Elaboration: You can use thermal and electrical probes to mimic the sensations. Heating or cooling of the tongue can mimic tastes like minty or salty. Other times the sensation of chewing can be accomplished using bone conduction transducers. This is a strange area of VR but there are projects exploring it and many unique use cases like food tourism or weight loss. Imagine a simulation with food that you could taste or chew or being able to “travel” to a foreign country and try unique cuisine.


What are the XR Accessibility Categories


  • Immersive Semantics and Customization

Definition: A user of assistive technology wants to navigate, identify locations, objects and interact within an immersive environment.


  • Motion Agnostic Interactions

Definition: A person with a physical disability may want to interact with items in an immersive environment in a way that doesn't require particular bodily movement to perform any given action.


  • Immersive Personalization

Definition: Users with cognitive and learning disabilities may need to personalize the immersive experience in various ways.


  • Interaction and Target Customization

Definition: A user with limited mobility, or users with tunnel or peripheral vision may need a larger 'Target size' for a button or other controls.


  • Voice Commands

Definition: A user with limited mobility may want to be able to use Voice Commands within the immersive environment, to navigate, interact and communicate with others.


  • Color Changes

Definition: Color blind users may need to be able to customise the colors used in the immersive environment. This will help with understanding affordances of various controls or where color is used to signify danger or permission.


  • Magnification Context and Resetting

Definition: Screen magnification users may need to be able to check the context of their view in immersive environments.


  • Critical Messaging and Alerts

Definition: Screen magnification users may need to be made aware of critical messaging and alerts in immersive environments often without losing focus. They may also need to route these messages to a 'second screen'


  • Gestural Interfaces and Interactions

Definition: A blind user may wish to interact with a gestural interface, such as a virtual menu system.


  • Signing Videos and Text Description Transformation

Definition: A blind user may wish to interact with a gestural interface, such as a virtual menu system.


  • Safe Harbor Controls

Definition: People with Cognitive Impairments may be easily overwhelmed in Immersive Environments.


  • Immersive Time Limits

Definition: Users may be adversely affected by spending too much time in an immersive environment or experience, and may lose track of time.

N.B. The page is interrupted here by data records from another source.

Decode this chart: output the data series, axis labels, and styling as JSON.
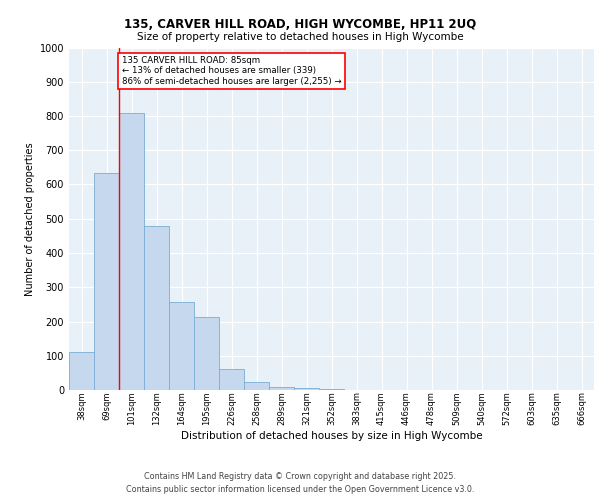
{
  "title1": "135, CARVER HILL ROAD, HIGH WYCOMBE, HP11 2UQ",
  "title2": "Size of property relative to detached houses in High Wycombe",
  "xlabel": "Distribution of detached houses by size in High Wycombe",
  "ylabel": "Number of detached properties",
  "categories": [
    "38sqm",
    "69sqm",
    "101sqm",
    "132sqm",
    "164sqm",
    "195sqm",
    "226sqm",
    "258sqm",
    "289sqm",
    "321sqm",
    "352sqm",
    "383sqm",
    "415sqm",
    "446sqm",
    "478sqm",
    "509sqm",
    "540sqm",
    "572sqm",
    "603sqm",
    "635sqm",
    "666sqm"
  ],
  "values": [
    110,
    635,
    810,
    480,
    258,
    212,
    62,
    22,
    10,
    5,
    2,
    0,
    0,
    0,
    0,
    0,
    0,
    0,
    0,
    0,
    0
  ],
  "bar_color": "#c5d8ed",
  "bar_edge_color": "#7aadd4",
  "red_line_x": 1.5,
  "annotation_box_text": "135 CARVER HILL ROAD: 85sqm\n← 13% of detached houses are smaller (339)\n86% of semi-detached houses are larger (2,255) →",
  "ylim": [
    0,
    1000
  ],
  "yticks": [
    0,
    100,
    200,
    300,
    400,
    500,
    600,
    700,
    800,
    900,
    1000
  ],
  "bg_color": "#e8f0f8",
  "footer1": "Contains HM Land Registry data © Crown copyright and database right 2025.",
  "footer2": "Contains public sector information licensed under the Open Government Licence v3.0."
}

  • Orientation and Navigation

Definition: A screen magnification user or user with a cognitive and learning disability or spatial orientation impairment needs to maintain focus and understand where they are in immersive environments.


  • Second Screen Devices

Definition: Users of assistive technology such as a blind, or deaf-blind users communicating via a RTC application in XR, may have sophisticated 'routing' requirements for various inputs and outputs and the need to manage same.


  • Interaction Speed

Definition: Users with physical disabilities or cognitive and learning disabilities may find some interactions too fast to keep up with or maintain.


  • Avoiding Sickness Triggers

Definition: Users with vestibular disorders, Epilepsy, and photo sensitivity may find some interactions trigger motion sickness and other affects. This may be triggered when doing teleportation or other movements in XR.


  • Spatial Audio Tracks and Alternatives

Definition: Hard of hearing users may need accommodations to perceive audio.


  • Spatial Orientation: Mono Audio Option

Definition: Users with spatial orientation impairments, cognitive impairments or hearing loss in just one ear may miss information in a stereo or binaural soundscape.


  • Captioning, Subtitling and Text: Support and Customization


Definition: Users may need to customize captions, subtitles and other text in XR environments.